3.4 Het is vaste rechtspraak van de Afdeling bestuursrechtspraak van de Raad van State (ABRvS) dat de conclusie dat sprake is van volstrekt ontoereikende gronden niet licht kan worden getrokken en dat de gronden die zijn verschaft in dit verband marginaal dienen te worden getoetst. De rechtbank verwijst in dit kader bijvoorbeeld naar een uitspraak van de ABRvS van 7 december 2005 (gepubliceerd op rechtspraak.nl onder LJN AU7596). De conclusie dat sprake is van geen of een volstrekt ontoereikende grond kan slechts worden getrokken indien daarover redelijkerwijs geen twijfel kan bestaan.
3.5 Vaststaat dat de toevoegingsaanvraag uitsluitend betrekking heeft op het verlenen van rechtsbijstand in verband met het maken van bezwaar tegen een besluit van de SVB als bedoeld in artikel 61, eerste lid, van de Wet financiering sociale verzekeringen (Wfsv).
3.6 Ingevolge artikel 61, eerste lid, van de Wfsv beslist de SVB, indien een premieplichtige heeft nagelaten over een bepaald jaar de op aanslag verschuldigde premie voor de volksverzekeringen te betalen, dat sprake is van schuldig nalaten als bedoeld in artikel 13 van de Algemene Ouderdomswet, behoudens voorzover de premieplichtige aantoont dat er omstandigheden aanwezig zijn op grond waarvan het niet betalen van de premie hem niet toegerekend kan worden. Ingevolge artikel 62 van de Wfsv kan het beroep tegen een beslissing van de SVB op grond van artikel 61 niet zijn gegrond op de stelling dat de aanslag ten onrechte of tot een te hoog bedrag is vastgesteld.
3.7 De gemachtigde van eiseres heeft in de bezwaarprocedure enkel de volgende grond aangevoerd: "In bovenvermelde kwesties wordt betwist dat betrokkene schuldig nalatig is met betrekking tot de premie 2004 van € 3.612,00 alsmede € 366,00 over het jaar 2006. Betrokkene ontving over de betreffende jaren een bijstandsuitkering zodat daarop de nodige inhoudingen zijn verricht. Voor het overige wordt gesteld dat tegen de belastingaanslagen bezwaar en/of beroep is aangetekend." Mede gelet op hetgeen daaromtrent in het kader van dit beroep is aangevoerd, stelt de rechtbank vast dat de gemachtigde van eiseres met de zinsnede "zodat daarop de nodige inhoudingen zijn verricht" enkel heeft bedoeld aan te voeren dat op de bijstandsuitkering van eiseres premies zijn ingehouden.

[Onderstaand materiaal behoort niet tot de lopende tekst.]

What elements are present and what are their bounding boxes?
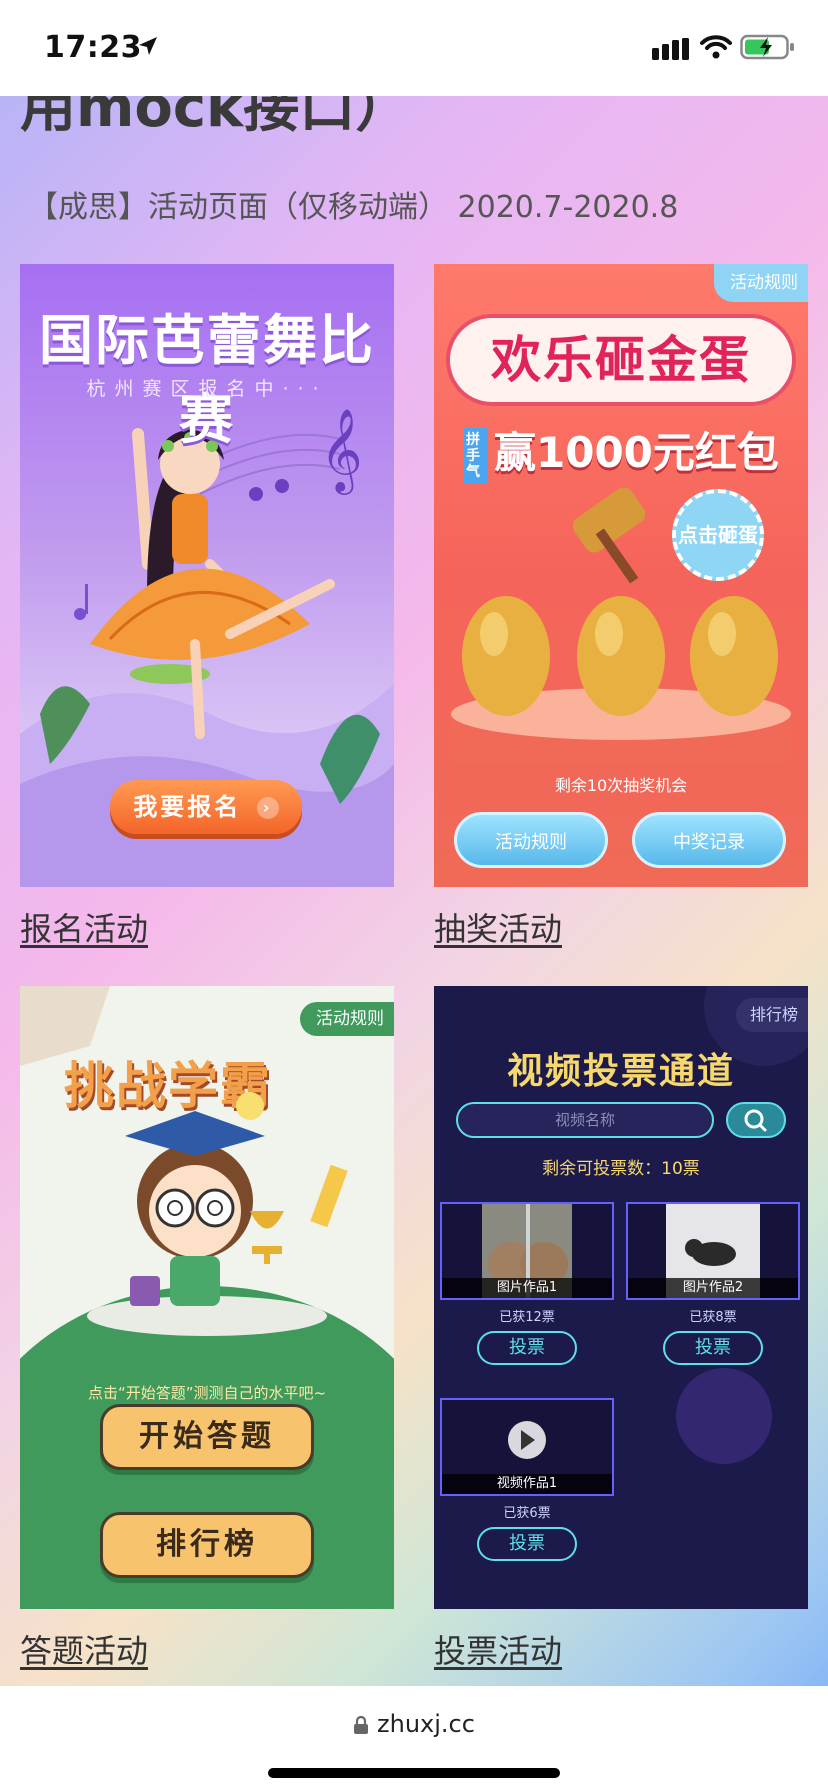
location-arrow-icon: [139, 37, 157, 55]
vote-item[interactable]: 视频作品1 已获6票 投票: [440, 1398, 614, 1561]
browser-bottom-bar: zhuxj.cc: [0, 1686, 828, 1792]
ballet-subtitle: 杭州赛区报名中···: [86, 378, 328, 400]
project-card-lottery[interactable]: 活动规则 欢乐砸金蛋 拼手气 赢1000元红包 点击砸蛋 剩余10次抽奖机会 活…: [434, 264, 808, 948]
vote-item[interactable]: 图片作品2 已获8票 投票: [626, 1202, 800, 1365]
project-subtitle: 【成思】活动页面（仅移动端） 2020.7-2020.8: [28, 190, 679, 225]
vote-thumbnail[interactable]: 视频作品1: [440, 1398, 614, 1496]
vote-item-label: 图片作品2: [628, 1278, 798, 1298]
project-card-signup[interactable]: 𝄞 国际芭蕾舞比赛 杭州赛区报名中··· 我要报名 › 报名活动: [20, 264, 394, 948]
lock-icon: [354, 1715, 369, 1734]
leaderboard-button[interactable]: 排行榜: [100, 1512, 314, 1578]
vote-count: 已获6票: [503, 1506, 551, 1521]
vote-button[interactable]: 投票: [477, 1331, 577, 1365]
quiz-screenshot[interactable]: 活动规则 挑战学霸 点击“开始答题”测测自己的水平吧~ 开始答题 排行榜: [20, 986, 394, 1609]
vote-thumbnail[interactable]: 图片作品2: [626, 1202, 800, 1300]
card-caption[interactable]: 抽奖活动: [434, 904, 562, 950]
vote-button[interactable]: 投票: [477, 1527, 577, 1561]
home-indicator[interactable]: [268, 1768, 560, 1778]
signup-button[interactable]: 我要报名 ›: [110, 780, 302, 834]
vote-count: 已获8票: [689, 1310, 737, 1325]
page-content: 用mock接口） 【成思】活动页面（仅移动端） 2020.7-2020.8 𝄞: [0, 96, 828, 1686]
card-caption[interactable]: 报名活动: [20, 904, 148, 950]
project-card-quiz[interactable]: 活动规则 挑战学霸 点击“开始答题”测测自己的水平吧~ 开始答题 排行榜 答题活…: [20, 986, 394, 1670]
rules-button[interactable]: 活动规则: [454, 812, 608, 868]
vote-remaining: 剩余可投票数：10票: [542, 1159, 700, 1179]
search-icon: [744, 1109, 767, 1132]
vote-item[interactable]: 图片作品1 已获12票 投票: [440, 1202, 614, 1365]
vote-count: 已获12票: [499, 1310, 555, 1325]
vote-button[interactable]: 投票: [663, 1331, 763, 1365]
vote-search-input[interactable]: 视频名称: [456, 1102, 714, 1138]
winning-records-button[interactable]: 中奖记录: [632, 812, 786, 868]
chevron-right-icon: ›: [256, 797, 279, 819]
wifi-icon: [700, 35, 732, 59]
card-caption[interactable]: 投票活动: [434, 1626, 562, 1672]
url-text: zhuxj.cc: [377, 1710, 475, 1738]
status-time: 17:23: [44, 30, 142, 65]
vote-item-label: 图片作品1: [442, 1278, 612, 1298]
leaderboard-tag[interactable]: 排行榜: [735, 998, 808, 1032]
quiz-hint: 点击“开始答题”测测自己的水平吧~: [87, 1384, 327, 1402]
status-bar: 17:23: [0, 0, 828, 96]
vote-search-button[interactable]: [726, 1102, 786, 1138]
page-title-cut: 用mock接口）: [20, 96, 412, 140]
start-quiz-button[interactable]: 开始答题: [100, 1404, 314, 1470]
lottery-screenshot[interactable]: 活动规则 欢乐砸金蛋 拼手气 赢1000元红包 点击砸蛋 剩余10次抽奖机会 活…: [434, 264, 808, 887]
signup-button-label: 我要报名: [133, 793, 242, 821]
cellular-signal-icon: [652, 38, 689, 60]
voting-screenshot[interactable]: 排行榜 视频投票通道 视频名称 剩余可投票数：10票 图片作品1 已获12票 投…: [434, 986, 808, 1609]
battery-charging-icon: [740, 34, 794, 60]
lottery-remaining: 剩余10次抽奖机会: [554, 776, 688, 795]
signup-screenshot[interactable]: 𝄞 国际芭蕾舞比赛 杭州赛区报名中··· 我要报名 ›: [20, 264, 394, 887]
card-caption[interactable]: 答题活动: [20, 1626, 148, 1672]
address-bar[interactable]: zhuxj.cc: [0, 1710, 828, 1738]
vote-title: 视频投票通道: [506, 1051, 735, 1092]
vote-item-label: 视频作品1: [442, 1474, 612, 1494]
project-card-voting[interactable]: 排行榜 视频投票通道 视频名称 剩余可投票数：10票 图片作品1 已获12票 投…: [434, 986, 808, 1670]
vote-thumbnail[interactable]: 图片作品1: [440, 1202, 614, 1300]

3.8 De rechtbank is met de Raad van oordeel dat hetgeen hiervoor onder 3.7 is weergegeven een volstrekt ontoereikende grond betreft. Het enkele feit dat eiseres in het jaar 2006 een bijstandsuitkering ontving, waarop premies zijn ingehouden, kan zonder nadere uiteenzetting van de financiële situatie waarin eiseres op dat moment verkeerde geen reden zijn om te oordelen dat zij niet schuldig nalatig was ten aanzien van het niet betalen van de AOW-premie. Gelet op artikel 62 van de Wfsv is het feit dat een rechtsmiddel is ingesteld tegen de desbetreffende belastingaanslag in dit kader in het geheel niet van belang.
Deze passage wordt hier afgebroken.